Modello che ha potuto contare su un benessere generalizzato, ovviamente favorito da un’economia efficiente e dinamica, nonché da un sensibile aumento della produttività del lavoro. Ma le analisi dovrebbero forse anche considerare che gli stessi progressi delle tecnologie utilizzate richiedono magari meno presenza sul posto di lavoro. E non è escluso a priori che la tendenza possa continuare e perfino accentuarsi, proprio grazie al più recente progresso tecnico, senza il quale si rischierebbe però di tornare indietro di un paio di secoli. Ma anche questa evoluzione ha precisi limiti e costi elevati, nonché un crescente ricorso a forza lavoro da importare, soprattutto per i lavori che gli svizzeri non vogliono fare. Ma non solo, come rivela il crescente impiego di mano d’opera estera in lavori altamente specializzati e anche nel settore terziario. Per ora stiamo però anche utilizzando le ricchezze prodotte dai nostri predecessori. Infatti il 40% degli svizzeri gode di un’eredità, la cui somma raggiunge i 95 miliardi di franchi, percepita anche in età abbastanza giovane. Le statistiche dicono che quasi la metà della ricchezza globale attuale è dovuta a eredità, che solitamente è però mal distribuita: i già ricchi ereditano di più dei meno ricchi. Ma questa è forse l’unica eccezione (fino a quando?) rispetto a un generale appiattimento di una società che vuole sopprimere tutte le diversità, comprese alcune che si direbbero create ad arte.
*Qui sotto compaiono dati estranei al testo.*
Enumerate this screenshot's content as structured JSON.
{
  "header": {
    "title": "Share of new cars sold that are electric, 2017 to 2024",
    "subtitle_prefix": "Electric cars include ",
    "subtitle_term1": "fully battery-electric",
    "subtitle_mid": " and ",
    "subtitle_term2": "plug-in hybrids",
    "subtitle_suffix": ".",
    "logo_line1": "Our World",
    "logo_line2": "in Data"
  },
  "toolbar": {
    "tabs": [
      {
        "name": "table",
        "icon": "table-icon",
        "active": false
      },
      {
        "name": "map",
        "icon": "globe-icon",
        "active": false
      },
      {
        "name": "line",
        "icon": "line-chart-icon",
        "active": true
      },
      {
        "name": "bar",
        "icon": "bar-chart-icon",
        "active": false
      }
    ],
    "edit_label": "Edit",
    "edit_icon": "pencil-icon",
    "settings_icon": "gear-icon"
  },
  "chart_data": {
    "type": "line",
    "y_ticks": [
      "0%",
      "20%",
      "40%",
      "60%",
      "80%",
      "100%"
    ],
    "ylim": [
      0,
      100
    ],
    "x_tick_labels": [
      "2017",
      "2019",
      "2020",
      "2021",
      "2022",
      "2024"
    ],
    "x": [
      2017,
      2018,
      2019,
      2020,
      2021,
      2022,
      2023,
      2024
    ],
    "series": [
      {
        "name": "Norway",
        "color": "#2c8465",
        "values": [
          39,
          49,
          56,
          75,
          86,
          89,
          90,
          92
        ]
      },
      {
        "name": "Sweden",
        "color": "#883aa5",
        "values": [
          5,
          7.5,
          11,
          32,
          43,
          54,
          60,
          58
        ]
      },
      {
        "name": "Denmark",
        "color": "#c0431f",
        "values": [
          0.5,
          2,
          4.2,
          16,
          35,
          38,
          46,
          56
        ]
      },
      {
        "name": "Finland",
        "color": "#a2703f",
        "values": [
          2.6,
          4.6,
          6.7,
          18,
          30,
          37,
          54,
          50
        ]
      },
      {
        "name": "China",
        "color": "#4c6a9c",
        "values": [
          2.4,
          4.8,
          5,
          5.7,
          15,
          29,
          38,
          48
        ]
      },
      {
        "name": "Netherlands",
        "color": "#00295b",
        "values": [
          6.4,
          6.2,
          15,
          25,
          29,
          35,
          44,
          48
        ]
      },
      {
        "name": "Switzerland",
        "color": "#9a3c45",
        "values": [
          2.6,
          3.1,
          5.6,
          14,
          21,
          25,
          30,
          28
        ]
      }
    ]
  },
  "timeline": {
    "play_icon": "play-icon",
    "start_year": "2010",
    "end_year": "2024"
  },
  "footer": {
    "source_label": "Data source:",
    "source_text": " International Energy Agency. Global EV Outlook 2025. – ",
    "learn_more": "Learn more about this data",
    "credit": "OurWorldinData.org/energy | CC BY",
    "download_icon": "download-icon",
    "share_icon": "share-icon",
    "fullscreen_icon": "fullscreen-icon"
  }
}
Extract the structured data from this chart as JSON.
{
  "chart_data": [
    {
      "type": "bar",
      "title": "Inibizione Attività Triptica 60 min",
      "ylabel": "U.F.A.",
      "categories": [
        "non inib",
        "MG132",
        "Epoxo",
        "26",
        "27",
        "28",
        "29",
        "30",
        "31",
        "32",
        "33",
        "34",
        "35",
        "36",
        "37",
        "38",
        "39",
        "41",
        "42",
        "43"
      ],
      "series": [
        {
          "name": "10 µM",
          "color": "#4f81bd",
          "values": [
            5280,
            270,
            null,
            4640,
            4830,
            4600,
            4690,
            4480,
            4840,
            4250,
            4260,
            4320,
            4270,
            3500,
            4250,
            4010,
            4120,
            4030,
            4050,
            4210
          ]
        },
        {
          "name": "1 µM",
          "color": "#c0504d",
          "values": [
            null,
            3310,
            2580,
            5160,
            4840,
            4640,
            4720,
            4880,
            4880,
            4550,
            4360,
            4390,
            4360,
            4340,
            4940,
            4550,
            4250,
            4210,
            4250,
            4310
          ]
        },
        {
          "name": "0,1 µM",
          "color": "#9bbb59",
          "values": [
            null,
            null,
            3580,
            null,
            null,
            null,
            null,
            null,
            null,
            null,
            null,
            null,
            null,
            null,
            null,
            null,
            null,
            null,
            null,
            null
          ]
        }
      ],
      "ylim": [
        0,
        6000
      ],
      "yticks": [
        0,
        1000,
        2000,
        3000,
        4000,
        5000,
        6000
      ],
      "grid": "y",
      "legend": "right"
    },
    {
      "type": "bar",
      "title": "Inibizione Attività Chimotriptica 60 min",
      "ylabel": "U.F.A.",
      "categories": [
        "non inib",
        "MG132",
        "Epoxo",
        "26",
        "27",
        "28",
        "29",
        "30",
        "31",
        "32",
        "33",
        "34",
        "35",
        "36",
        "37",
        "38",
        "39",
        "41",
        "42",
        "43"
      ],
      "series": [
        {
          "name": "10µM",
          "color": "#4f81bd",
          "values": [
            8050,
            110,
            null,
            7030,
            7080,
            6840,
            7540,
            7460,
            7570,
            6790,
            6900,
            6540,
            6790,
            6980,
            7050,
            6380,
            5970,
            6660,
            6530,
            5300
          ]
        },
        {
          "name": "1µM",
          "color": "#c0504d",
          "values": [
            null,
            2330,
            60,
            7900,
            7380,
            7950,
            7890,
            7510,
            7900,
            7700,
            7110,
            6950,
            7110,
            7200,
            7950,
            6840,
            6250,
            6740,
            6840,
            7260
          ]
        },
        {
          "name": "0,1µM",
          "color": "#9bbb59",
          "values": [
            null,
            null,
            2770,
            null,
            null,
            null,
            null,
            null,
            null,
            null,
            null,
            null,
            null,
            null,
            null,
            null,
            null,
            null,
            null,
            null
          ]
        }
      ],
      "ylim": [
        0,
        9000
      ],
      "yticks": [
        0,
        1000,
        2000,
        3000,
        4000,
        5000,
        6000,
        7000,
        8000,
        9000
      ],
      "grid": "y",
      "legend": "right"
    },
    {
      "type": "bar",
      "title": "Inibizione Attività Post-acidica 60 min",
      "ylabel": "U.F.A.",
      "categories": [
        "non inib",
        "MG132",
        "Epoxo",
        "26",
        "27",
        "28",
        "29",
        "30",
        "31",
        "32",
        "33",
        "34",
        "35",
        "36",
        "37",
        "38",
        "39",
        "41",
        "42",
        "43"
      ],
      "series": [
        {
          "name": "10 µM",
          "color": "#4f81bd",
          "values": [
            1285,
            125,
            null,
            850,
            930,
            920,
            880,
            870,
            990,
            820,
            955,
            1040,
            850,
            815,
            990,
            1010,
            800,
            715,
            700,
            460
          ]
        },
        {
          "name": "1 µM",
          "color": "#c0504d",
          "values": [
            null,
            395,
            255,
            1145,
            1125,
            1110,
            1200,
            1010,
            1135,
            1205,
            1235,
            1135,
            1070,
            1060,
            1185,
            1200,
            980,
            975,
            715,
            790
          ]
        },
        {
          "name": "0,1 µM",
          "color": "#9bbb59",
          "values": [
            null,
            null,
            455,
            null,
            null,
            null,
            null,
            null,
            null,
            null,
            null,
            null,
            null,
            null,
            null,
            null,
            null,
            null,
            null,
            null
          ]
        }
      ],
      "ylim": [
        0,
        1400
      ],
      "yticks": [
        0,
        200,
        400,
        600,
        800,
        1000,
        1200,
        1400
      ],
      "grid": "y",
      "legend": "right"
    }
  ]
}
E gli svizzeri sembrano non preoccuparsi di un mondo in equilibrio precario, ma che sta profondamente cambiando. Lo fanno con un aumento talora sconsiderato dei consumi di ogni tipo e abbandonano le tradizionali virtù di previdenza e risparmio. Ma questo è dovuto anche ai molti costi dello Stato tramite l’AVS, la cassa pensione e il terzo pilastro, che lasciano poca cosa al risparmio privato, che dal 2020 è in netta diminuzione. E anche il principio sano secondo cui prima di spendere bisogna avere è stato praticamente rovesciato. L’esempio classico è quello dell’automobile: il 49% è finanziato da terzi (leasing) nella Svizzera tedesca, ma in Romandia siamo al 66% e in Ticino perfino al 79%. Ma non si tratta solo dell’auto e la tendenza comincia a essere quella di pagare un debito con un altro debito. Forse perché la casa propria è ormai diventata un sogno irraggiungibile e il maggior tempo libero a disposizione chiede pure finanziamenti?